Some argue that the act should have been stricter. Others have argued that employment equity should rely more on moral suasion rather than legal remedies. Among those who argue for strictness, the act has been criticized as an example of "soft-law", meaning token penalties combined with an overly casual use of compliance statistics. Other researchers have argued for a more conciliatory approach based on self-regulation, employee participation, and appeals to employers’ sense of self-interest. Some have also contended that employment equity is in conflict with the Canadian Human Rights Act which prohibits discrimination on the basis of gender, race, ethnicity, and certain other grounds, since biasing hiring practices to prefer designated groups is necessarily discriminatory against non-designated groups. However, the equality section of the Canadian Charter of Rights and Freedoms explicitly permits (but does not require) affirmative action type legislation. Subsection 2 of Section 15 states that the equality provisions do "not preclude any law, program or activity that has as its object the amelioration of conditions of disadvantaged individuals or groups including those that are disadvantaged because of race, national or ethnic origin, colour, religion, sex, age or mental or physical disability."

In July 2010, controversy arose when a Caucasian woman, Sara Landriault, was barred from applying for employment in a federal agency because she was not in a racial minority. This incident led Stockwell Day, then president of the Treasury Board of Canada, to announce a review of employment equity.

== Distinct from other human rights concepts ==
Section 15 of the Canadian Charter of Rights and Freedoms states in Subsection (1) that, "Every individual is equal before and under the law and has the right to the equal protection and equal benefit of the law without discrimination and, in particular, without discrimination based on race, national or ethnic origin, colour, religion, sex, age or mental or physical disability." Subsection (2) states that "Subsection (1) does not preclude any law, program or activity that has as its object the amelioration of conditions of disadvantaged individuals or groups including those that are disadvantaged because of race, national or ethnic origin, colour, religion, sex, age or mental or physical disability."
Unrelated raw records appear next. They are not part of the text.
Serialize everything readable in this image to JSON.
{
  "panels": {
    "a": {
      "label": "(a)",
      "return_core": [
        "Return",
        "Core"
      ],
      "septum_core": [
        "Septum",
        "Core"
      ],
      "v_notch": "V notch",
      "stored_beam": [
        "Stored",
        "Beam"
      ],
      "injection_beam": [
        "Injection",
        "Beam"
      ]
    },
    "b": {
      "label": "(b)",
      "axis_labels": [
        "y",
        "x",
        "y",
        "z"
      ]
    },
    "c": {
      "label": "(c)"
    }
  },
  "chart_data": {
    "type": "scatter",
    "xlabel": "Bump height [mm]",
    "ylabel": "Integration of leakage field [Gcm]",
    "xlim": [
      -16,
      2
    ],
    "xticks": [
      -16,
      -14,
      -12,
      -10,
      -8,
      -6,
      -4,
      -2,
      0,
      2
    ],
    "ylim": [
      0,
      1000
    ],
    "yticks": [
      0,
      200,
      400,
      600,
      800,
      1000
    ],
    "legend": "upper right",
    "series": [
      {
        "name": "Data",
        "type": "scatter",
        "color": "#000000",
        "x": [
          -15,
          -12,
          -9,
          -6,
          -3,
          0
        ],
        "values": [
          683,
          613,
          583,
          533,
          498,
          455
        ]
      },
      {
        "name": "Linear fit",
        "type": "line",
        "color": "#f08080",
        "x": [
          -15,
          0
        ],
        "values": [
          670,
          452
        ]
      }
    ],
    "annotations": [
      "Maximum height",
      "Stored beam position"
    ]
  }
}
The Canadian Human Rights Act has long prohibited discrimination on the basis of gender, race, ethnicity, and certain other grounds. The Canadian Human Rights Act continues to be in force alongside the Employment Equity Act. The key distinction between the two laws is that the Canadian Human Rights Act merely prohibits discrimination, whereas the Employment Equity Act requires employers to engage in proactive measures to improve the employment opportunities of the four specific groups listed above. Note that the Canadian Human Rights Act protects a wider range of minorities (such as sexual minorities and religious minorities), while the Employment Equity Act limits its coverage to the aforementioned four protected groups. In Canada, employment equity is a specific legal concept, and should not be used as a synonym for non-discrimination or workplace diversity.

Employment equity should not be confused with pay equity, which is an entirely distinct concept. Pay equity, as a Canadian legal term, refers to the legal requirement that predominantly female occupations be paid the same as predominantly male occupations of equal importance within a given organization.

One way of understanding the distinction between employment equity and pay equity (comparable worth) is to note that they take different approaches to dealing with the problem of predominantly female occupations being underpaid. Employment equity aims to increase the number of women in well-paid occupations. In contrast, pay equity implicitly recognizes how difficult it is to integrate predominantly male occupations, and instead aims to increase the pay of predominantly female occupations. Employment equity addresses the situation of Indigenous peoples, visible minorities, and people with disabilities, whereas pay equity addresses solely the dilemma that predominantly female occupations tend to be underpaid.